US Bank contends that its declaratory judgment claim is not duplicative because its breach of contract claim "will not settle all of the contractual issues concerning which [US Bank] seeks declaratory relief." StreamCast Networks, Inc. v. IBIS LLC, No.05CV4239, 2006 WL 5720345, at *4 (C.D.Cal. May 2, 2006). But the Complaint belies this contention, asking for a declaration that "WMC and EquiFirst are obligated under the PSA, the Purchase Agreements and the Assignment Agreements to repurchase the Defective Loans identified by the Trustee to date, as well as the rest of the non-conforming Mortgage Loans in the Trust." (Compl. ¶ 49.) This is precisely what U.S. Bank contends in its breach-of-contract claim, and thus the request for a declaratory judgment is duplicative and is dismissed.

F. Damages

Finally, Defendants contend that the purchase agreements limit U.S. Bank's remedies to either repurchase or, in Equi-First's case, substitution.2 The Complaint asks for damages "if specific performance is for any reason not available (for example, where a loan has been liquidated and is no longer available for repurchase)." (Compl. ¶ 55.) Having determined that U.S. Bank's claims against EquiFirst either are not timely or are not ripe, the Court need only discuss the remedies issue with respect to WMC.
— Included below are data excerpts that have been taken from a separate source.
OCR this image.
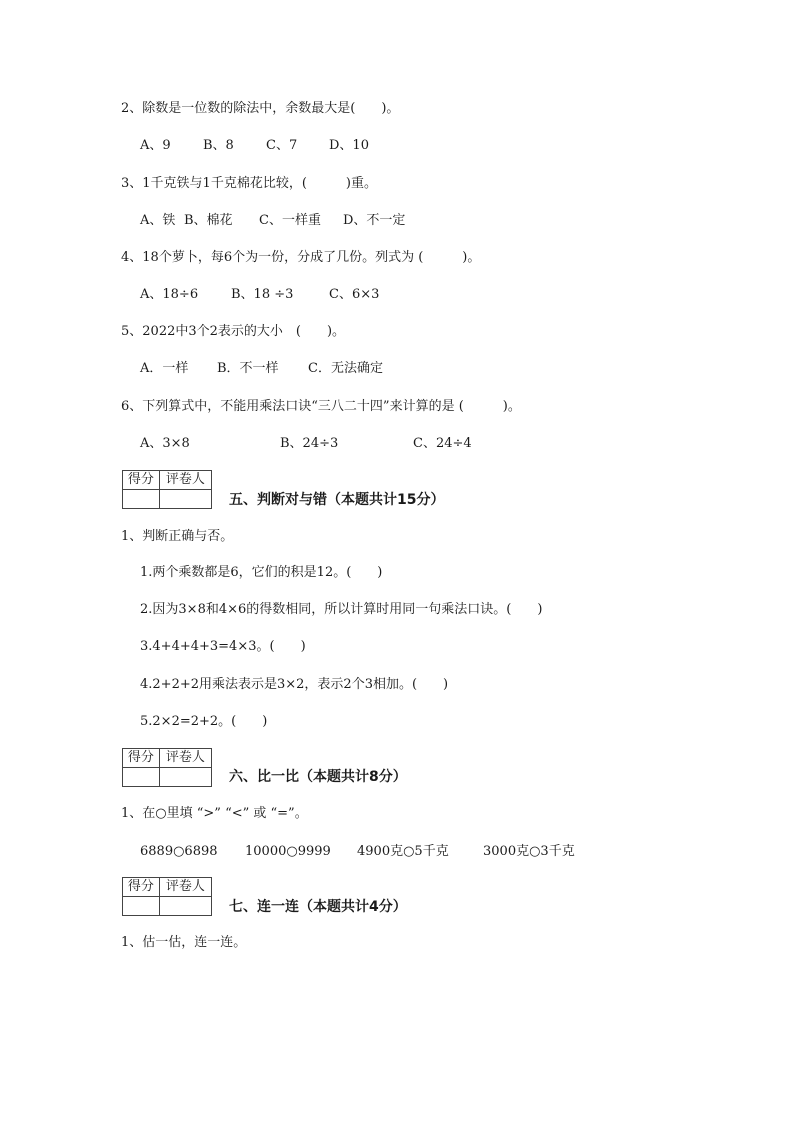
2、除数是一位数的除法中，余数最大是(　　)。

A、9

B、8

C、7

D、10

3、1千克铁与1千克棉花比较，(　　　)重。

A、铁

B、棉花

C、一样重

D、不一定

4、18个萝卜，每6个为一份，分成了几份。列式为 (　　　)。

A、18÷6

	B、18 ÷3

	C、6×3

5、2022中3个2表示的大小　(　　)。

A．一样

B．不一样

C．无法确定

6、下列算式中，不能用乘法口诀“三八二十四”来计算的是 (　　　)。

A、3×8

	B、24÷3

	C、24÷4

得分	评卷人

五、判断对与错（本题共计15分）
1、判断正确与否。
1.两个乘数都是6，它们的积是12。(　　)
2.因为3×8和4×6的得数相同，所以计算时用同一句乘法口诀。(　　)
3.4+4+4+3=4×3。(　　)
4.2+2+2用乘法表示是3×2，表示2个3相加。(　　)
5.2×2=2+2。(　　)
得分	评卷人

六、比一比（本题共计8分）
1、在○里填 “>” “<” 或 “=”。

6889○6898

10000○9999

4900克○5千克

	3000克○3千克

得分	评卷人

七、连一连（本题共计4分）
1、估一估，连一连。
WMC's purchase agreement states that "the obligations [of WMC] ... to cure, substitute or repurchase a defective Mortgage Loan ... constitute the sole remedies of [WMC] respecting a breach of the foregoing representations and warranties." (WMC's Purchase Agreement § 3.03 (Docket No. 28-1 at 42).) Thus, under the clear terms of the parties' agreement, the sole remedy available to U.S. Bank is to seek cure, repurchase or substitution of the allegedly defective WMC mortgages. US Bank may not recover additional remedies, including monetary damages, from WMC, and U.S. Bank's claim for damages is dismissed.

CONCLUSION

Defendants have established that many of Plaintiff's claims fail as a matter of law. Accordingly, IT IS HEREBY ORDERED that:

1. EquiFirst's Motion to Dismiss (Docket No. 18) is GRANTED; 2. WMC's Motion to Dismiss (Docket No. 21) is GRANTED in part and DENIED in part; and 3. Plaintiff's First Cause of Action as to EquiFirst and Second and Third Causes of Action as to both Defendants are DISMISSED.

FootNotes


1. There is no dispute that New York law governs this dispute, pursuant to the choice-of-law provisions in every contract at issue, whether the purchase agreements or the pooling and servicing agreements.
2. Defendants also contend that U.S. Bank's allegations fail to satisfy the heightened pleading requirements of Rule 9(b), but U.S. Bank has not raised a fraud claim here. The use of the word "false" or "fraudulent" does not change the breach-of-contract claim into a fraud claim. Defendants' argument on this point is without merit.